Novela que saldrá, para suerte nuestra, como su monólogo Escombros, oloroso aún a tinta fresca, su tomo de relatos Ojo alegre y viejísimo, que publicara en el 86 en Jaén, y los que próximamente aparecerán: Cinta magnética bordada (relatos), Animales, amores, parajes y blasfemias (poemas), así como el volumen de "fragmentos" (es su definición) Si breve.

 

Y el lector, que permanecía tras la puerta escuchando esta conversación, se aleja convencido de que este periodista podría estar preguntando a José días enteros, sonsacándole secretos. Y que José Viñals podría develar muchos más misterios, con tantas buenas palabras que dan un exquisito sabor a la literatura, exenta de tomates radioactivos. O mejor, develar la existencia de los misterios y conservar su naturaleza enigmática.
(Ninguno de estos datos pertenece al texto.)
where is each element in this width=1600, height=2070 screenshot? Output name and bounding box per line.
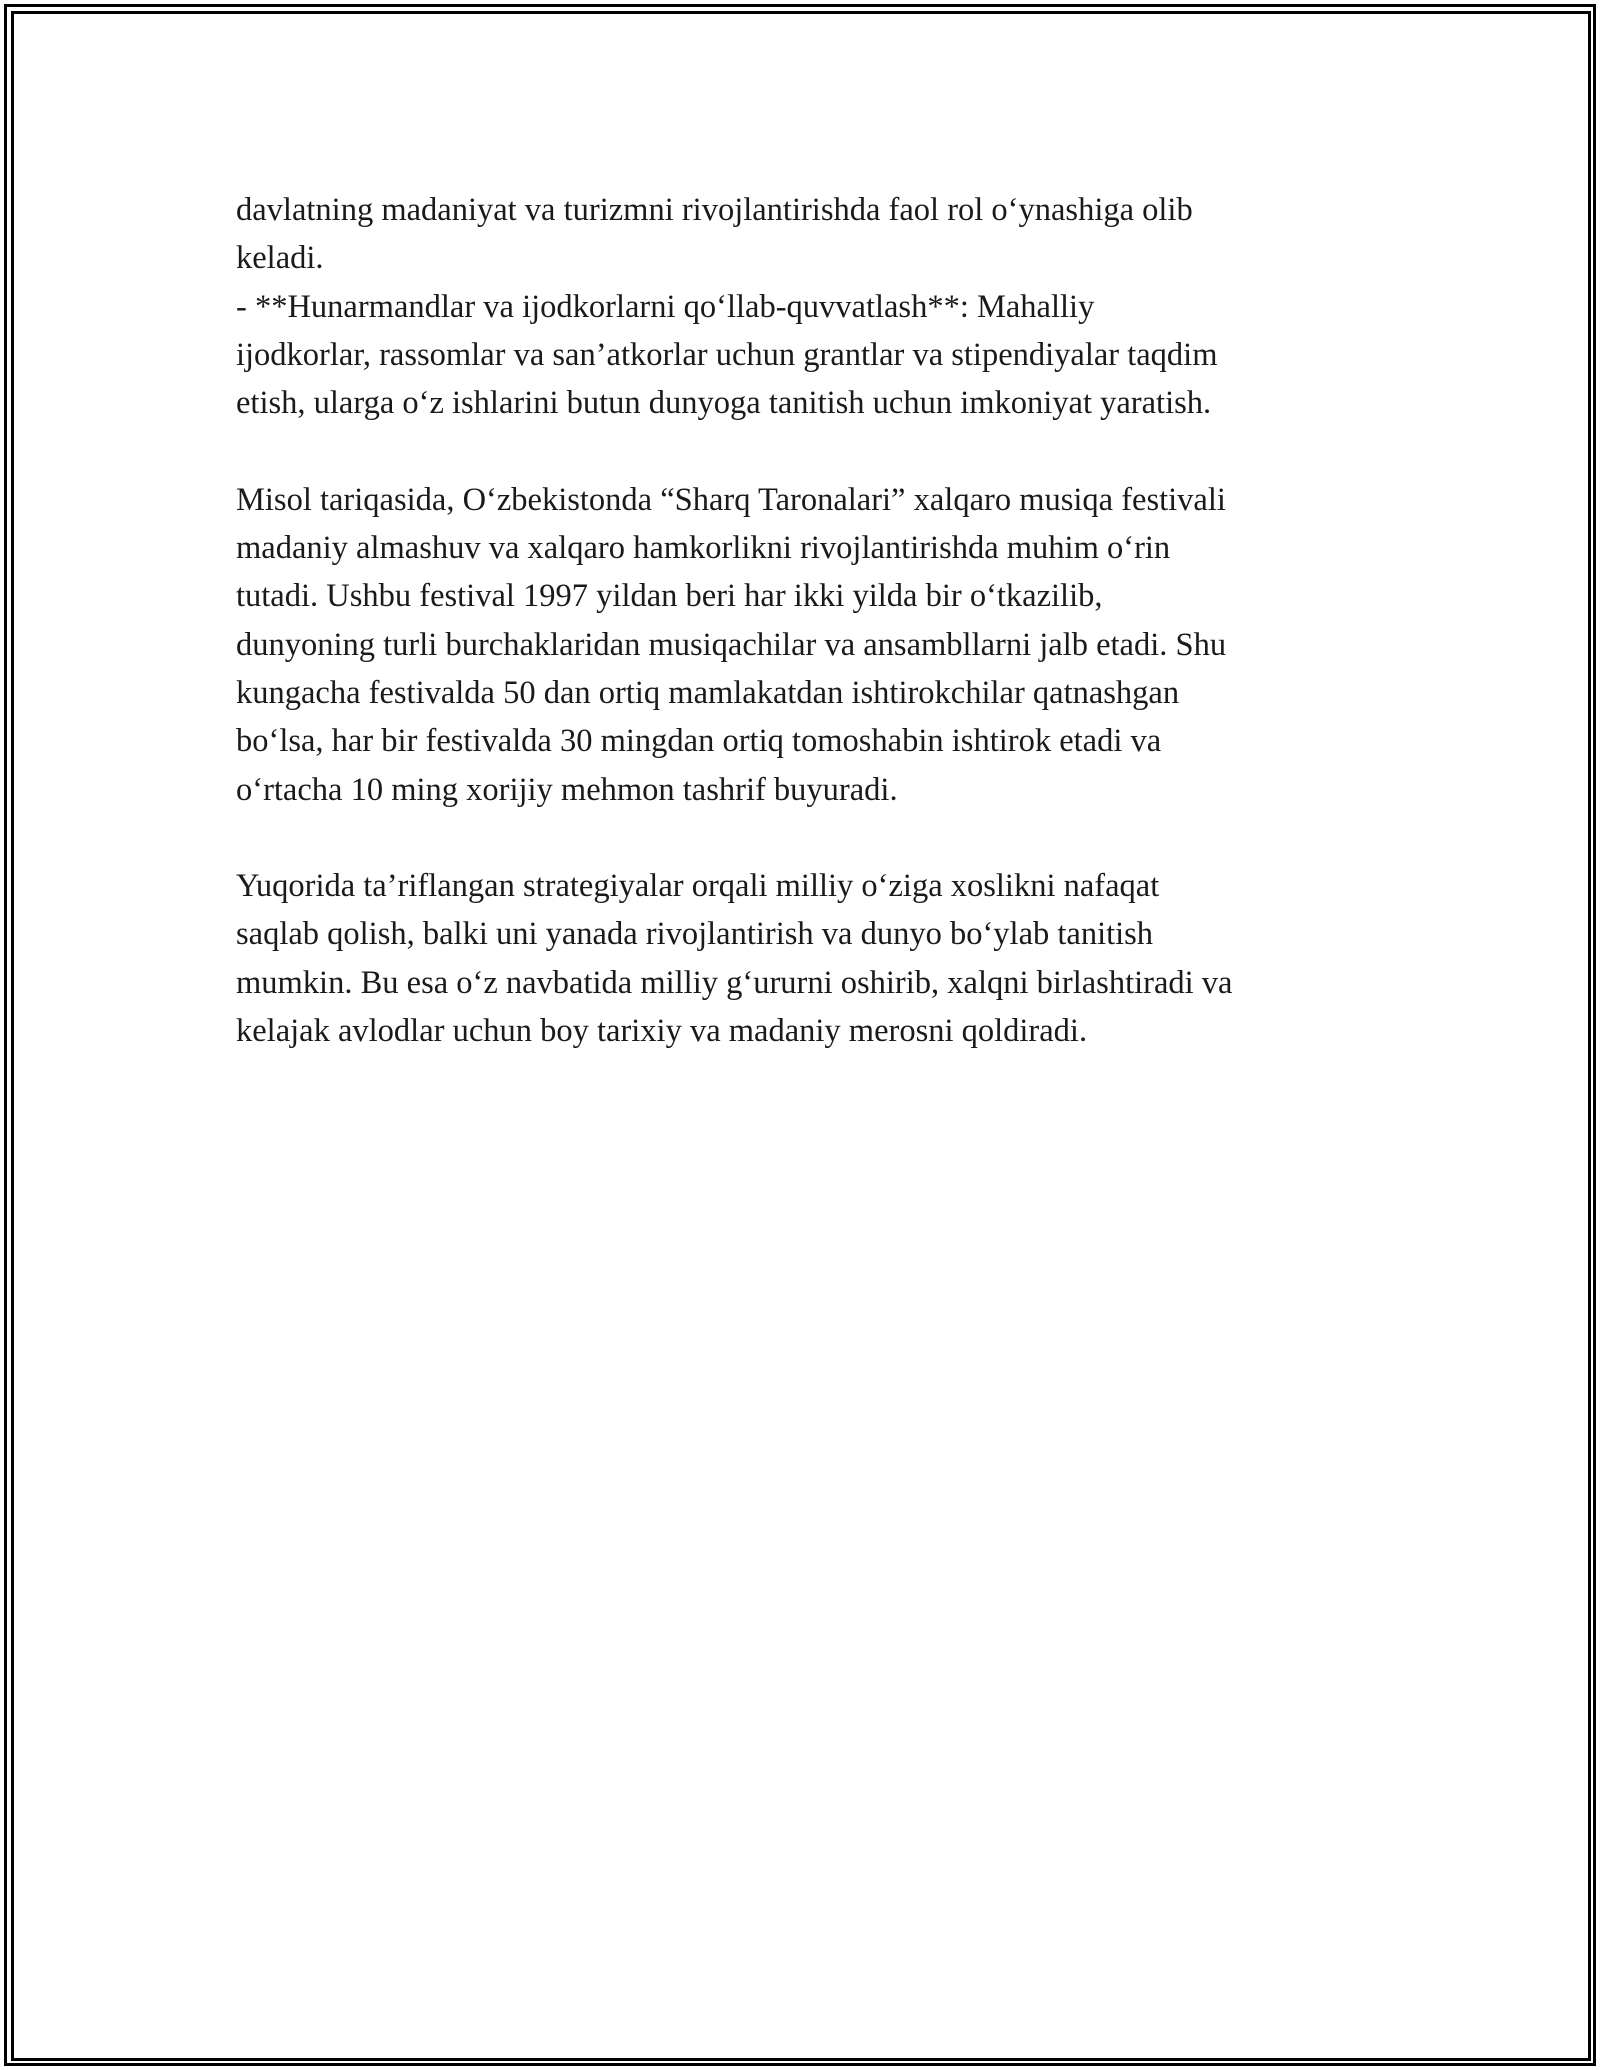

Pero tendrán que leer en los silencios, que hasta una entrevista los tiene, después de la última copa y el último Ducado, tras el "Chao, querido" y la sonrisa de Martha que queda pospuesta hasta mañana por la puerta que, suavemente, se cierra a mis espaldas.

 

“Los tomates radioactivos dan mal sabor de boca”; en: Diario de Jaén, España,30 de marzo,1997, pp. 37-38.